Tuesday, December 4, 2012

Fun with collective nouns

In England in the Middle Ages, the common practice of hunting led people to coin terms for groups of animals that were specific to each sort of animal (such as a gaggle of geese or a pride of lions). These specialized collective nouns are therefore called "terms of venery" (where "venery" is another word for hunting). In the 14th and 15th centuries, this became a full-fledged fad, with silly terms being coined just for fun and with the process being extended from animals to groups of people.

These terms are still being concocted today. For those of us who like such neologisms, there is now a site dedicated to them: All Sorts (subtitled "a linguistic experiment").

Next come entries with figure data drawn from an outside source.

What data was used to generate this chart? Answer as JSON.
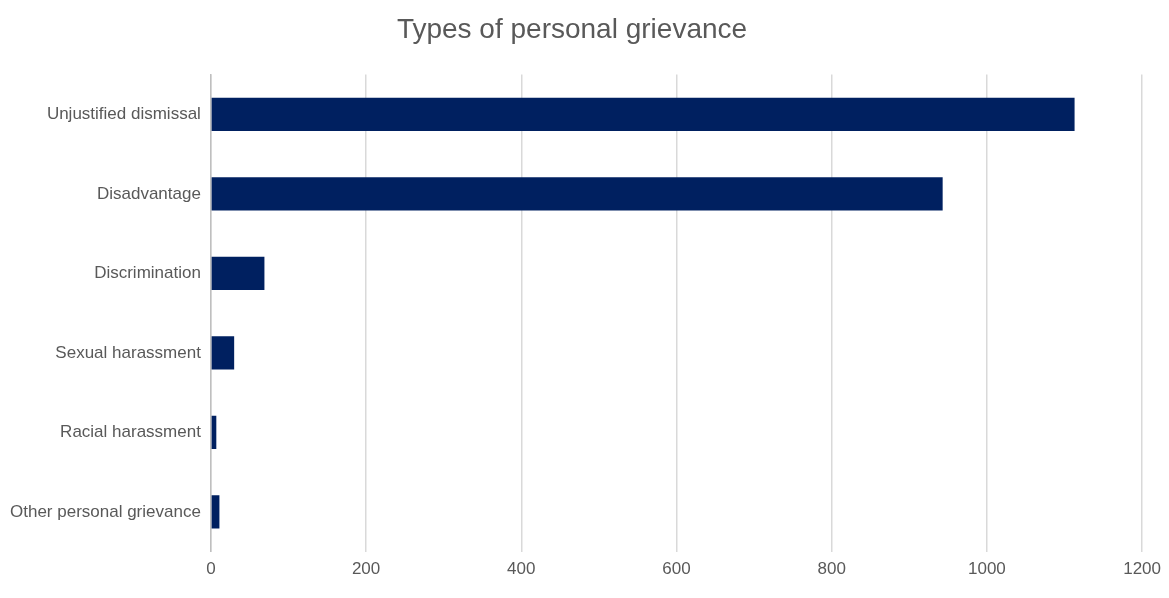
{
  "chart_data": {
    "type": "bar",
    "orientation": "horizontal",
    "title": "Types of personal grievance",
    "categories": [
      "Unjustified dismissal",
      "Disadvantage",
      "Discrimination",
      "Sexual harassment",
      "Racial harassment",
      "Other personal grievance"
    ],
    "values": [
      1113,
      943,
      69,
      30,
      7,
      11
    ],
    "color": "#002060",
    "xlim": [
      0,
      1200
    ],
    "xticks": [
      0,
      200,
      400,
      600,
      800,
      1000,
      1200
    ],
    "grid": "x",
    "legend": false
  }
}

A good place to start is the list of collective nouns sorted by popularity.

Some of my favorites are:

  • a seemingly empty room of ninjas
  • a brace of orthodontists
  • a hush of librarians
  • a _____ of mime artists
  • a heard of homonyms
  • a winter of discount tents
  • a clutch of handbags
  • a knot of string theorists
  • an array of programmers
  • a herd of eavesdroppers

The way the site works is that it catalogs whatever suggestions people make on Twitter (when they use the hashtag "#collectivenouns").

Naturally, I couldn't help but suggest a few:

  • a closet of skeletons
  • a clattering of abacuses
  • an epiphany of light bulbs
  • an ink cloud of octopuses
  • a curiosity of question marks
The All Sorts project is a great concept because it clearly demonstrates the frivolity and playfulness of minting new collective nouns. Try it. It's fun!